Verso una nuova prospettiva Europea, quale unico sospiro di unità
Di Giuseppe Trizzino
Oggi, una critica imponente, solidale, per un radicale cambiamento di “ questa Europa” è un imperativo giustificato dagli eventi, se non l’unica via per una presa di coscienza civica e politica.
L’UE, non è riuscita a far sentire i propri popoli parte integrante o ancor di più protagonisti del progetto che, è rimasto solo di una minuta parte di eletti e privilegiati oligarchi.
La sola moneta o le politiche periferiche dalle strategie nazionali, non rappresentano ciò che l’Europa dovrebbe essere, ciò che meriterebbe d’essere e ciò che potrebbe essere.
Lo scandalo del fallimento dell’Europa nell’approvvigionamento dei vaccini mette in luce una carenza contingente dell’architettura comunitaria, oltre a far luce su gravissime assenze e storture del meccanismo istituzionale.
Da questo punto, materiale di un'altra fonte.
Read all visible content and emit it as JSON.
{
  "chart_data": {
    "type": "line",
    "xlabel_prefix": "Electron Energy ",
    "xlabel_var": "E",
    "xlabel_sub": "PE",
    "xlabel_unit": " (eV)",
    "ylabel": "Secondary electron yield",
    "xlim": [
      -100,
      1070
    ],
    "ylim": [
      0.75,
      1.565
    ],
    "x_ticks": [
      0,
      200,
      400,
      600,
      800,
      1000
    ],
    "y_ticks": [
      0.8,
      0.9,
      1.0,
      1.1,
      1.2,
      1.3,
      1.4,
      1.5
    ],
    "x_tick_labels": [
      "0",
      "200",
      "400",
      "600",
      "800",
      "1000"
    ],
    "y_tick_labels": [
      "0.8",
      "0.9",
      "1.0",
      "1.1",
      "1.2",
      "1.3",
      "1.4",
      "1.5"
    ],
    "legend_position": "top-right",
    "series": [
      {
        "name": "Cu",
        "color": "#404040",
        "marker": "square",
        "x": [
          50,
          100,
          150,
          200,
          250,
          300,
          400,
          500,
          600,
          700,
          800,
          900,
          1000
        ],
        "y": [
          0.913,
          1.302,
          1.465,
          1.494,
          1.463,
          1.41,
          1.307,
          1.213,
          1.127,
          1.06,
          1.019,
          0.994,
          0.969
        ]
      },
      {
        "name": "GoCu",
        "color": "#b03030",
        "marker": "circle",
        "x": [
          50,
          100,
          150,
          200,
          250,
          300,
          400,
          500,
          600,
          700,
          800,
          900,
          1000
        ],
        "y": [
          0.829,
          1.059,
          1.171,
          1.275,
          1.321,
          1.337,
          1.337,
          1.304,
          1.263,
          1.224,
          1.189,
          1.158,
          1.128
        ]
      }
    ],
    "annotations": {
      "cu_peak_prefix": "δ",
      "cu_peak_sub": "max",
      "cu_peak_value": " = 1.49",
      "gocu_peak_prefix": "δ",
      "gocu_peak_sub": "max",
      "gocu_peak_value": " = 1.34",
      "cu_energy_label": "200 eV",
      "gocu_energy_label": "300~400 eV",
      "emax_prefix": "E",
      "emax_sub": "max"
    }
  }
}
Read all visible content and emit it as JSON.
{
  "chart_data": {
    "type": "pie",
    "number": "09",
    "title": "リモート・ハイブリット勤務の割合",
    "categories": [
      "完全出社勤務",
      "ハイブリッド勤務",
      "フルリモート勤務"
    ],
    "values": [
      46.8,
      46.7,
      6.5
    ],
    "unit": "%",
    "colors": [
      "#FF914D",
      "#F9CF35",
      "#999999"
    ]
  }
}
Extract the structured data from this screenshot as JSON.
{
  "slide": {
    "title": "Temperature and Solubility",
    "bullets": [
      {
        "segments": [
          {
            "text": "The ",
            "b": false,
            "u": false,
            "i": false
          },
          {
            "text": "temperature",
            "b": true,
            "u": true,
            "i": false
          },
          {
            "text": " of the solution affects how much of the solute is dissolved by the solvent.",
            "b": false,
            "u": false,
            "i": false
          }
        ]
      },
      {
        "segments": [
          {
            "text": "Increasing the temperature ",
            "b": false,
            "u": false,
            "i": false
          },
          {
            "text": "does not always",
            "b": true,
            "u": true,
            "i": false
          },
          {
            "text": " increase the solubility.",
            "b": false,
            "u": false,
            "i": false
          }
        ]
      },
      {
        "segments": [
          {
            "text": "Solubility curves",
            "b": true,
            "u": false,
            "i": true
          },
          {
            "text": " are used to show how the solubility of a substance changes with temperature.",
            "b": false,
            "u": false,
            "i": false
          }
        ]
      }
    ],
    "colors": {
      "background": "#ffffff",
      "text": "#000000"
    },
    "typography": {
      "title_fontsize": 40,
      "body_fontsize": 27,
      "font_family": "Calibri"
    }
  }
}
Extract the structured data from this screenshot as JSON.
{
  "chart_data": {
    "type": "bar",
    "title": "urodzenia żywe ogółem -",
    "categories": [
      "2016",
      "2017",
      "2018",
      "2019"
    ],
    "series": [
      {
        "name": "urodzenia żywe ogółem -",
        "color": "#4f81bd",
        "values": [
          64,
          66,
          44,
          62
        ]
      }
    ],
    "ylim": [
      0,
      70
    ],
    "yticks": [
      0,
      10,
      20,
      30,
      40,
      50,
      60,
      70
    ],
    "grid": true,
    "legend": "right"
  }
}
E per di più, è uno obbrobrio che viene dopo il fallimento voluto dalla Ue sulle politiche migratorie, la mancata riforma del trattato di Dublino e l’ancor più grave scandalo del pareggio di bilancio e ai parametri di Maastricht che, per anni ci hanno penalizzato e che solo il tifone pandemico ha incrinato.
Pertanto sia nei rapporti endogeni, l’Ue non gode di buona salute verso i suoi popoli così come nei rapporti esogeni l’unione si è mostrata verso i partner inefficace ed inefficiente, con buona sorte per gli USA, Russia e Cina.
È necessario che la società civile e la cultura inizi a parlare con gli italiani prima, e che su quel solco avvìi un grande dibattito con le intelligenze sane e rappresentative delle esigenze ed aspettative delle altre nazioni.
Perché un cambiamento se non avviene dal “ palazzo” necessariamente deve almeno partire dalla “ piazza”, altrimenti la fiammella si spegne e tutto si dissolve.
Tornando ai fatti, i disastri europei sui vaccini derivano da carenze profonde dell’architettura comunitaria, così scopriamo che, gli europei sono stati battuti dall’America, dall’Inghilterra, da Israele e dal Giappone perché questi paesi si sono posti come soci, come partner industriali dei Big Pharma, e l’Ue invece si è posta come cliente.
Questo, per la triste ragione che la Ue non è in grado di concepire, neanche in questa terribile emergenza, sé stessa come un unico soggetto industriale. Di più, come un unico soggetto.
Questa Ue è una sorta di ibrido e per di più alieno ai popoli.
È federale solo e unicamente sulla moneta e sul mercato, diventando confederale sulla difesa, sulla politica estera, sulle politiche fiscali e sulla sanità e quindi sui piani pandemici.
È come costruire un corpo umano con un cuore che pompa sangue per l’organismo ed allo stesso tempo omettere un sistema immunitario nel caso di influenze.
In questa assurda vicenda pandemica, scopriamo ad esempio, che l’agenzia europea sui farmaci la “European Medicine Agency”, impiega per sue burocratiche limitatezze, il triplo dei tempi, delle agenzie nazionali di Stati Uniti, Inghilterra, Giappone e Israele, per omologare i vaccini, anche perché invischiata ( se non sedotta) in rapporti confusi con le agenzie nazionali.
Ci si accorge che nei fatti non esiste “un piano pandemico europeo omogeneo” e, che l’Ue si basa sui piani pandemici nazionali (e quello Italiano è datato – anzi copiato 2008).
Così s’accerta, passo dopo passo che tutto questo decadimento istituzionale, tutta questa frammentazione e impreparazione funzionale ha impedito alla Ue di fare quel che si fa in ogni contratto, “ stabilire delle penali per la mancata consegna delle merci “, in questo caso, dei vaccini.
Il prezzo di queste deficienze strutturali, non solo funzionali, della Ue dunque, è gravato sui cittadini dell’unione, i quali hanno pagato loro la “ penale”, lasciando sul letto migliaia di morti per il ritardo nella campagna vaccinale.
Tutto questo, il quadro rappresentativo del problema esistenziale, prima che politico, in cui vivacchia non solo la struttura UE ma anche il popolo di un intero continente.
Rimane una grande amarezza, ed è la consapevolezza che accompagna la certezza secondo cui, la disgrazia vaccinale europea deriva anche da un limite strutturale dei trattati di Lisbona che regolano i rapporti comunitari, dopo il fallimento del tentativo di dotare l’Ue di un Trattato Costituzionale con l’abortita Convenzione del 2005.
È ora che la società e la cultura Italiana e di tutti i popoli uniti si facciano carico di una proposta forte, in raccordo con altre esigenze europee, per superare questo vulnus della architettura comunitaria, partendo da questa esperienza per giungere ad una fattiva e concreta unione statale Europea.